We have moved backwards in so many ways since the high point of Obama’s first election. Our only hope to preserve the first, fragile tendrils of the new era that it promised is to say no to Donald Trump. Those of us who rallied around Obama, no matter our disappointment in what he failed to deliver, or what we failed to demand of him, should remember that much good came of his presidency, not least in that it kept at bay the political goons who would feed poison to our nation’s fevered racial imagination.

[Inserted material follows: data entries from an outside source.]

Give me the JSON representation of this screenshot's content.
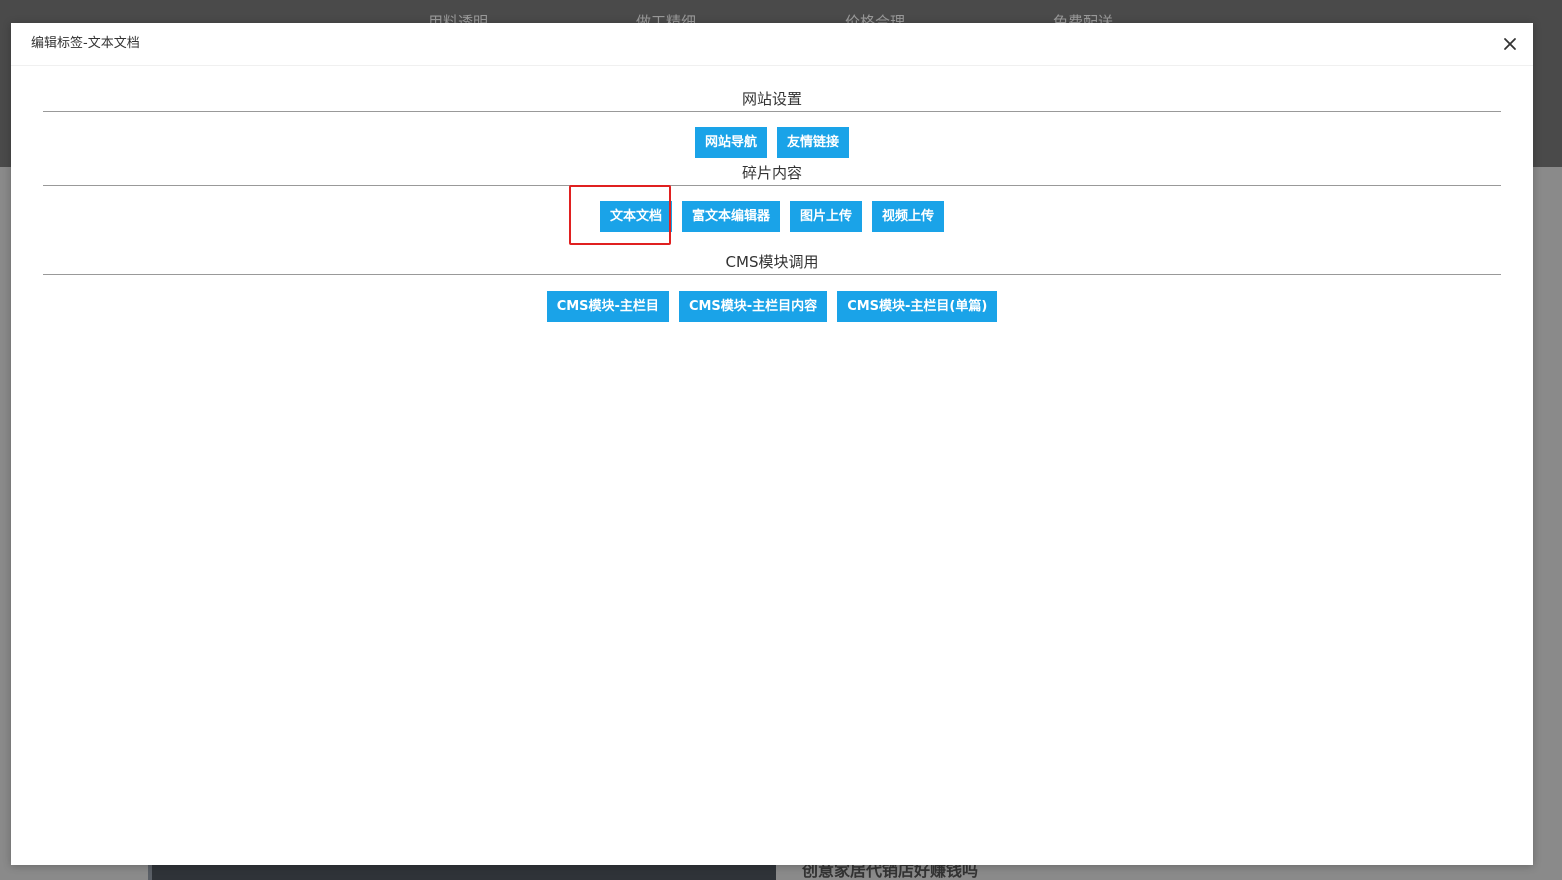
{
  "background": {
    "nav_items": [
      "用料透明",
      "做工精细",
      "价格合理",
      "免费配送"
    ],
    "article_title": "创意家居代销店好赚钱吗"
  },
  "modal": {
    "title": "编辑标签-文本文档",
    "close_icon": "close-icon"
  },
  "sections": [
    {
      "title": "网站设置",
      "buttons": [
        "网站导航",
        "友情链接"
      ]
    },
    {
      "title": "碎片内容",
      "buttons": [
        "文本文档",
        "富文本编辑器",
        "图片上传",
        "视频上传"
      ]
    },
    {
      "title": "CMS模块调用",
      "buttons": [
        "CMS模块-主栏目",
        "CMS模块-主栏目内容",
        "CMS模块-主栏目(单篇)"
      ]
    }
  ],
  "colors": {
    "button_bg": "#1aa3e8",
    "highlight": "#e02020"
  }
}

I would argue that to resist the sweep of malevolence signified by Trump’s prominence is a tragic counterpoint to a vote for Obama in 2008. It is the only way to find the right side of history again. There is no option but to go to Cleveland, to raise our voices, put our bodies to work, and maybe even at risk. What injury may come seems meager in comparison to the social violence that Trump’s election portends. No more compelling is the belief that street protest at the convention could cause even greater divides throughout the country. The racism, misogyny, and nativism that would be unleashed during a Trump administration would be far worse than any conflict that could arise from legitimate protest.

How bad could it be in Cleveland? It’s hard to say. If the force used against Black Lives Matter protesters in Ferguson and Oakland and Baltimore is any gauge, it may be very bad indeed. But if King proved anything, it’s that the threat of violence mustn’t dissuade from acting those who would do good. In fact, King used violence, integrating it into his strategy of civil disobedience. Displays of white madness let the nation in on its dirty secret: It was willing to blast black bodies with water hoses, and unleash police dogs on innocent black flesh. King sacrificed black bodies to make white America look plainly at its barbarism. Trump’s convention may be the next proving ground for this costly technique.